Fernando Trancoso Vaz, MD

Assistente Hospitalar Graduado de Oftalmologia, Coordenador da Consulta de Glaucoma do Hospital Professor Doutor Fernando Fonseca, E.P.E.
Co-Autores: 
Susana Henriques, Ana Sofia Lopes, Diana Silva, Mafalda Mota, Maria Lisboa
Hospital Professor Doutor Fernando Fonseca, E.P.E.

A trabeculectomia, descrita em 1968 por Cairns1,2, difere muito pouco da realizada nos dias de hoje (Trab Conv). O procedimento consiste na criação de uma fístula protegida da câmara anterior (CA) para o espaço subconjuntival/subtenoniano. Apesar da sua eficácia, está associada a uma taxa de complicações relativamente elevada, por drenagem excessiva de humor aquoso: hipotonia, atalamia, descolamento de coroideia, maculopatia hipotónica e hemorragia supracoroideia3. A técnica de trabeculectomia modificada Moorfields Safer Surgery System (Trab MSS), desenvolvida por Peng Khaw e colaboradores em 2005, diminui estes riscos, garantido uma maior segurança4–6.

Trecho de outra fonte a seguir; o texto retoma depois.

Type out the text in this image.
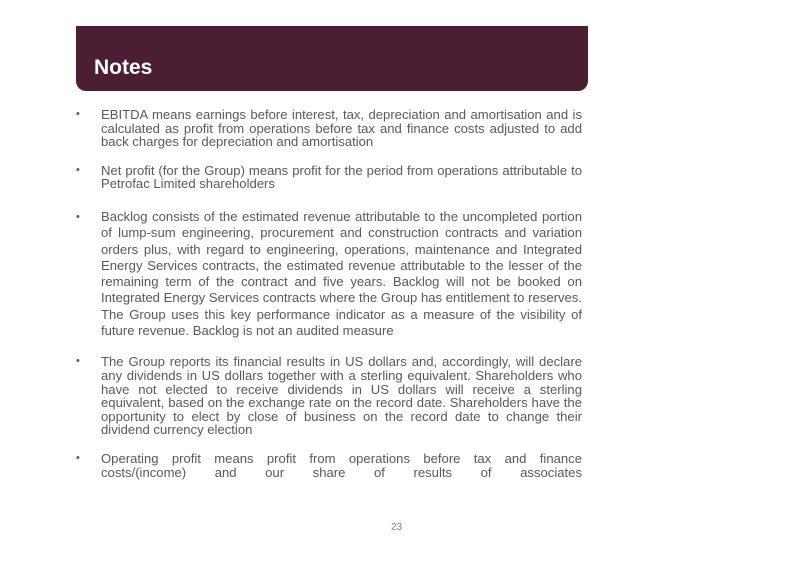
Notes
• EBITDA means earnings before interest, tax, depreciation and amortisation and is calculated as profit from operations before tax and finance costs adjusted to add back charges for depreciation and amortisation
• Net profit (for the Group) means profit for the period from operations attributable to Petrofac Limited shareholders
• Backlog consists of the estimated revenue attributable to the uncompleted portion of lump-sum engineering, procurement and construction contracts and variation orders plus, with regard to engineering, operations, maintenance and Integrated Energy Services contracts, the estimated revenue attributable to the lesser of the remaining term of the contract and five years. Backlog will not be booked on Integrated Energy Services contracts where the Group has entitlement to reserves. The Group uses this key performance indicator as a measure of the visibility of future revenue. Backlog is not an audited measure
• The Group reports its financial results in US dollars and, accordingly, will declare any dividends in US dollars together with a sterling equivalent. Shareholders who have not elected to receive dividends in US dollars will receive a sterling equivalent, based on the exchange rate on the record date. Shareholders have the opportunity to elect by close of business on the record date to change their dividend currency election
• Operating profit means profit from operations before tax and finance costs/(income) and our share of results of associates
23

Desde o final de 2008 que passámos a realizar esta técnica modificada no nosso serviço. As principais diferenças introduzidas são:

·         Realização de uma incisão conjuntival de base fórnix com uma extensa disseção subconjuntival. Passamos de uma incisão conjuntival de base límbica (incisão a 7 mm do limbo) na Trab Conv para uma incisão de base fórnix (incisão ao nível do limbo, a 1 mm deste, fazendo uma peritomia limbar com uma extensão entre 6-8 mm) (Fig.1) na Trab MSS. Por outro lado, enquanto na Trab Conv se faz apenas um desbridamento na região próxima do flap, na Trab MSS é feita uma disseção ampla e posterior, em direção ao fórnix (10-15 mm), de forma a criar uma área grande de filtração e a evitar complicações tardias da bolha, como leakage ou enquistamento (Fig.2).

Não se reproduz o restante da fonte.